Melissa Bank: "It took me a long time to convince myself that I had anything of my own worth writing about."
Marion Ettlinger
Melissa Bank: "It took me a long time to convince myself that I had anything of my own worth writing about."

Girls' Guide isn't ad copy, and it is more than accessible prose. The title story is a comic gem, with Jane being visited, like guardian angels or harpies, by the authors of How to Meet and Marry Mr. Right, Faith and Bonnie. "I see them perfectly," Jane imagines. "Faith is reserved blown-dry blonde; Bonnie, a girly-girl, a giggler with deep dimples. I have known them my entire life: in gym class, playing volleyball, they were the ones clapping their hands and shouting, "Side out and rotate — our team is really great!' In college, Bonnie was my Secret Santa. In personnel offices, when I joked about my application phobia, Faith was the one who said, "Just do the best you can.'"

This isn't the kind of writing Bank aspired to when she was at Cornell. "Most of my time in graduate school, the first year-and-a-half I wrote very serious fiction. I really wanted to be a great writer. I was convinced that the only way you could be a great writer was to write about things that were very close to the bone, which happened to be things I knew nothing about. What I define as "close to the bone' now would be different, but I thought rural poverty, incest, prostitution. Things I knew nothing about. Really serious, terrible problems between people. They were really, really broad stories with dramatic endings of death. They were real bad.

"An editor I work with a lot at Zoetrope (the literary magazine founded by director Francis Ford Coppola) dug up my first published story. It was a story she still teases me about, because it was a story about incest: Poor people living on the Jersey shore. A waitress mother. A vengeful daughter. At one point the character comes out and says to her mother, "You owe me!' You know, just in case you didn't understand what was going on here, this is what that character feels.

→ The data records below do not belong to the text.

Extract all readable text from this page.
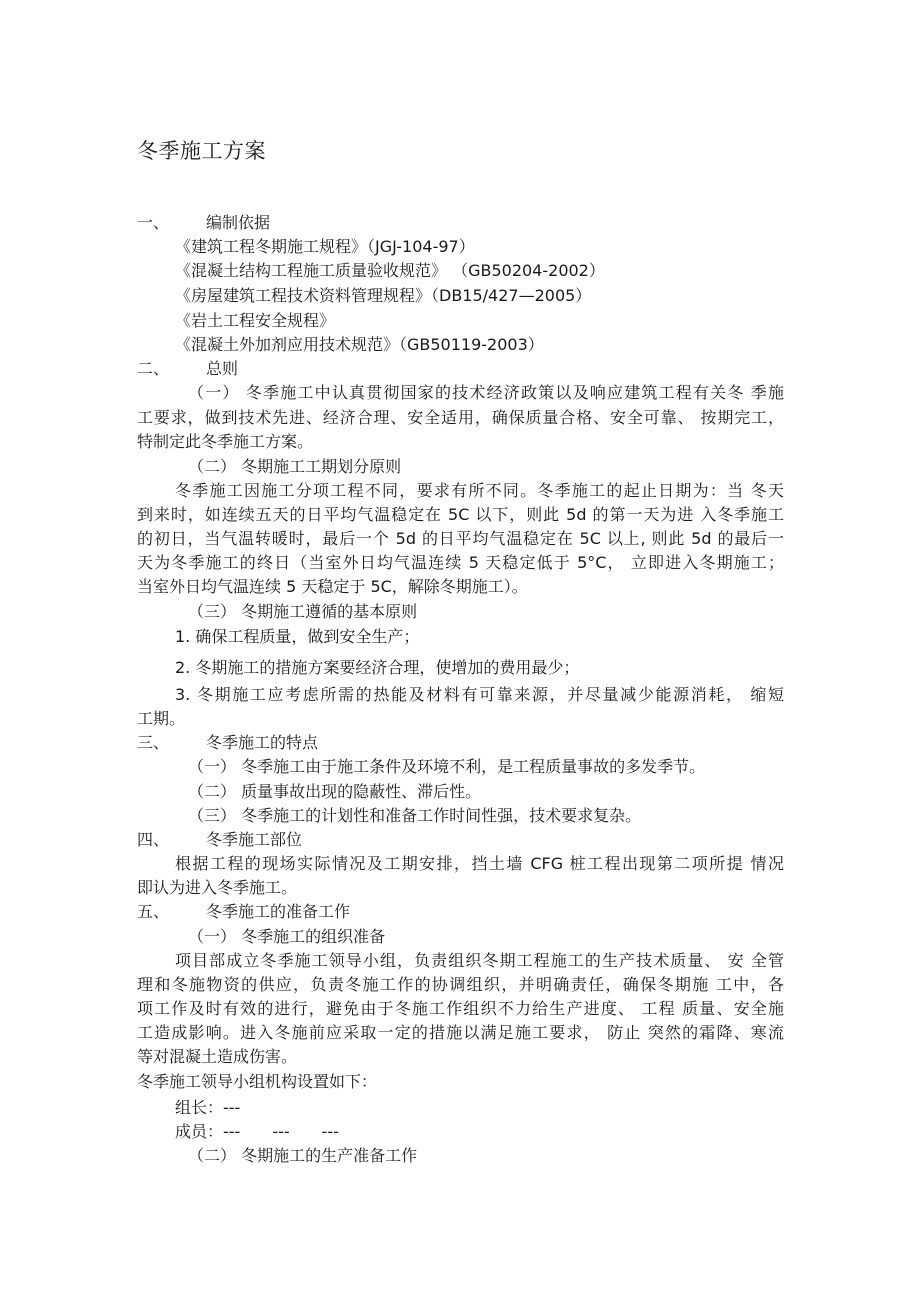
冬季施工方案
一、 编制依据
《建筑工程冬期施工规程》（JGJ-104-97）
《混凝土结构工程施工质量验收规范》 （GB50204-2002）
《房屋建筑工程技术资料管理规程》（DB15/427—2005）
《岩土工程安全规程》
《混凝土外加剂应用技术规范》（GB50119-2003）
二、 总则
（一） 冬季施工中认真贯彻国家的技术经济政策以及响应建筑工程有关冬 季施
工要求，做到技术先进、经济合理、安全适用，确保质量合格、安全可靠、 按期完工，
特制定此冬季施工方案。
（二） 冬期施工工期划分原则
冬季施工因施工分项工程不同，要求有所不同。冬季施工的起止日期为：当 冬天
到来时，如连续五天的日平均气温稳定在 5C 以下，则此 5d 的第一天为进 入冬季施工
的初日，当气温转暖时，最后一个 5d 的日平均气温稳定在 5C 以上, 则此 5d 的最后一
天为冬季施工的终日（当室外日均气温连续 5 天稳定低于 5°C， 立即进入冬期施工；
当室外日均气温连续 5 天稳定于 5C，解除冬期施工）。
（三） 冬期施工遵循的基本原则
1. 确保工程质量，做到安全生产；
2. 冬期施工的措施方案要经济合理，使增加的费用最少；
3. 冬期施工应考虑所需的热能及材料有可靠来源，并尽量减少能源消耗， 缩短
工期。
三、 冬季施工的特点
（一） 冬季施工由于施工条件及环境不利，是工程质量事故的多发季节。
（二） 质量事故出现的隐蔽性、滞后性。
（三） 冬季施工的计划性和准备工作时间性强，技术要求复杂。
四、 冬季施工部位
根据工程的现场实际情况及工期安排，挡土墙 CFG 桩工程出现第二项所提 情况
即认为进入冬季施工。
五、 冬季施工的准备工作
（一） 冬季施工的组织准备
项目部成立冬季施工领导小组，负责组织冬期工程施工的生产技术质量、 安 全管
理和冬施物资的供应，负责冬施工作的协调组织，并明确责任，确保冬期施 工中，各
项工作及时有效的进行，避免由于冬施工作组织不力给生产进度、 工程 质量、安全施
工造成影响。进入冬施前应采取一定的措施以满足施工要求， 防止 突然的霜降、寒流
等对混凝土造成伤害。
冬季施工领导小组机构设置如下：
组长：---
成员：---　　---　　---
（二） 冬期施工的生产准备工作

"Harry Dean Stanton could have played a lot of the male roles. A lot about trashy families hashing it out, whereas I came from a really privileged family — my father was a doctor. Everything was very comfortable. There were things my mother did not want to be brought to anybody's attention. My father was different; he would address things, but it was the ethic of the suburbs. I knew nothing about arguments taking place in diners.

"It took me a long time to convince myself that I had anything of my own worth writing about. It was a process of growing up. I went to an M.F.A. program at 25, and I had the idea that real writers didn't write about the suburbs. I missed Cheever and Updike. I didn't see much that was really interesting in my own life. Then I grew into it.

"I wanted to write like a man. I had the idea that women were softer and more indistinct, emotional and pillowy. I wanted to write hard prose."

Instead Bank writes smart, agile, emotionally accurate — and successful — prose. She has completed a screenplay of the title story, with Coppola "overseeing it — I don't know what these terms are, but maybe he's a producer or something, but he's the leader. The next stage is to get a director involved."

When she rises in her perfect little black dress, the Three Irish Pigs want her to stay. On a book tour? Read here — we'll accompany you.

Bank laughs them off and turns away, as cool as Audrey Hepburn on her way to dance class.